Programas de gestão e serviços para a pesca 5,8 Industrial Bom

Projetos de desenvolvimento da pesca e serviços de apoio

2,5 Artesanal Mau

Construção, renovação e modernização de embarcações 1,9 Industrial Mau

Assistência ao pescador 1,7 Artesanal Ruim

Apoio à comercialização, processamento, armazenamento e infraestrutura

1,6 Artesanal /

Industrial

Mau

Acordos de acesso à pesca 1,0 Industrial Mau

Pesquisa e desenvolvimento da pesca 0,9 Industrial Bom

Desenvolvimento das comunidades de pescadores da zona rural

0,9 Artesanal Ruim

Recompra de embarcações 0,9 Industrial Ruim

Isenção de imposto 0,7 Industrial Mau

Total 35,2

Fonte: Adaptado de Sumaila e Pauly (2006) apud Jacquet e Pauly (2008) [Tradução nossa]
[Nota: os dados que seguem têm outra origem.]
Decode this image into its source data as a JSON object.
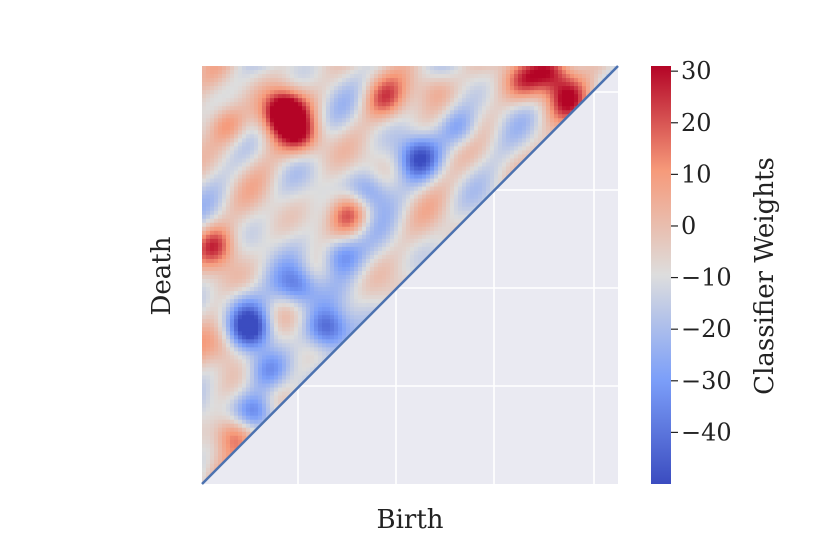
{
  "chart_data": {
    "type": "heatmap",
    "title": "",
    "xlabel": "Birth",
    "ylabel": "Death",
    "colorbar": {
      "label": "Classifier Weights",
      "ticks": [
        30,
        20,
        10,
        0,
        -10,
        -20,
        -30,
        -40
      ],
      "tick_labels": [
        "30",
        "20",
        "10",
        "0",
        "−10",
        "−20",
        "−30",
        "−40"
      ],
      "range": [
        -50,
        31
      ],
      "colormap": "coolwarm"
    },
    "domain": "upper triangle (death > birth); lower triangle empty",
    "grid": true,
    "diagonal_line_color": "#4c72b0",
    "background_color": "#eaeaf2",
    "hotspots": [
      {
        "birth": 0.2,
        "death": 0.9,
        "value": 30
      },
      {
        "birth": 0.18,
        "death": 0.87,
        "value": 12
      },
      {
        "birth": 0.09,
        "death": 0.43,
        "value": -22
      },
      {
        "birth": 0.06,
        "death": 0.86,
        "value": 14
      },
      {
        "birth": 0.24,
        "death": 0.83,
        "value": 22
      },
      {
        "birth": 0.44,
        "death": 0.92,
        "value": 12
      },
      {
        "birth": 0.56,
        "death": 0.95,
        "value": 8
      },
      {
        "birth": 0.78,
        "death": 0.96,
        "value": 16
      },
      {
        "birth": 0.84,
        "death": 0.99,
        "value": 30
      },
      {
        "birth": 0.88,
        "death": 0.92,
        "value": 18
      },
      {
        "birth": 0.35,
        "death": 0.65,
        "value": 20
      },
      {
        "birth": 0.03,
        "death": 0.57,
        "value": 20
      },
      {
        "birth": 0.23,
        "death": 0.47,
        "value": -40
      },
      {
        "birth": 0.3,
        "death": 0.37,
        "value": -45
      },
      {
        "birth": 0.12,
        "death": 0.37,
        "value": -48
      },
      {
        "birth": 0.13,
        "death": 0.17,
        "value": -42
      },
      {
        "birth": 0.07,
        "death": 0.12,
        "value": 20
      },
      {
        "birth": 0.33,
        "death": 0.55,
        "value": -38
      },
      {
        "birth": 0.4,
        "death": 0.7,
        "value": -35
      },
      {
        "birth": 0.52,
        "death": 0.78,
        "value": -40
      },
      {
        "birth": 0.62,
        "death": 0.85,
        "value": -30
      },
      {
        "birth": 0.16,
        "death": 0.27,
        "value": -30
      },
      {
        "birth": 0.05,
        "death": 0.33,
        "value": 10
      }
    ]
  }
}
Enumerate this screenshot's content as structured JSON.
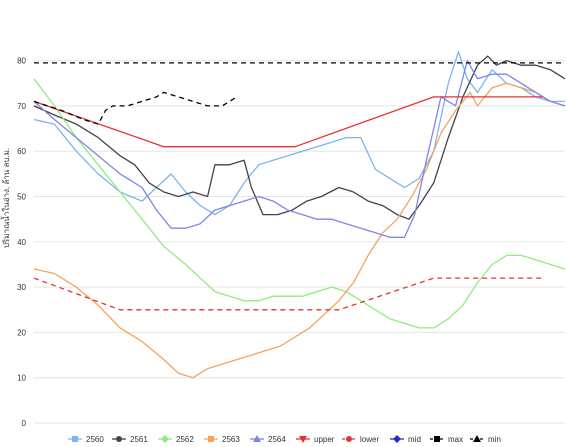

a Industrial/capitalista ou artesanal/familiar;

b OBS: As categorias “bom”, “mau” e “ruim” referem-se ao seu efeito sobre o crescimento da frota, o que, consequentemente, leva à sobrepesca: bons subsídios não aumentam o tamanho da frota; maus

subsídios assim o fazem; e o efeito dos subsídios ruins depende do contexto.

Conforme apresentado na tabela anterior, a maior parte dos subsídios aplicados na pesca (68,3%) é classificado como ‘mau’, ou seja, causa um efeito negativo à pesca, por contribuir para a sobrepesca, sendo que destes, apenas 11,4% são direcionados exclusivamente à pesca artesanal.

Entre os subsídios ‘bons’ (20,8% do total dos subsídios), os quais não contribuem para a sobrepesca, em sua maioria são destinados à gestão e serviços para a pesca e destinados exclusivamente ao setor pesqueiro industrial/capitalista. Já os subsídios ‘ruins’ representam 10,9% do total dos subsídios apurados pelos autores,

sendo que a maior parte deles (74,3%) é direcionada à pesca artesanal, sem esquecer que a qualificação ‘ruim’ depende do contexto local.

Portanto, o que podemos perceber é que os subsídios beneficiam principalmente a pesca industrial e, em sua maioria, representam um descaso dos estados-nação em relação ao dinheiro público e à ética, devido à degradação da natureza, sentida principalmente pelos pescadores artesanais/familiares, altamente dependentes do produto da pesca para a sua vivência. Fato que corrobora o já enunciado anteriormente, nesta tese, quando elencamos o pensamento de Marx e Engels (2007) a respeito do alinhamento do Estado com as classes dominantes, sendo o mesmo um fato histórico presente em todas as épocas da sociedade humana.

Em outro sentido, organismos internacionais, a exemplo da FAO (2010), defendem que a gestão dos recursos pesqueiros, exercida conjuntamente entre os diferentes usuários (industriais e artesanais) e o Estado, representa uma possibilidade real para reverter o quadro de crise pesqueira, e as consequências socioeconômicas e ambientais que causa. Para tanto, o Estado deveria promover a capacidade humana para a participação em nível local, assim como as disposições jurídicas e dar lugar a práticas comunitárias de gestão pesqueira.

No entanto, acreditamos que as considerações da FAO abordam uma escala global, quando consideramos o Brasil e, mais especificamente, a região do estuário da Lagoa dos Patos, nos deparamos com uma realidade concreta de desconcerto entre medidas de gestão pesqueira e políticas públicas. Conforme veremos em subseção posterior, na qual trataremos da pesca no contexto deste estuário.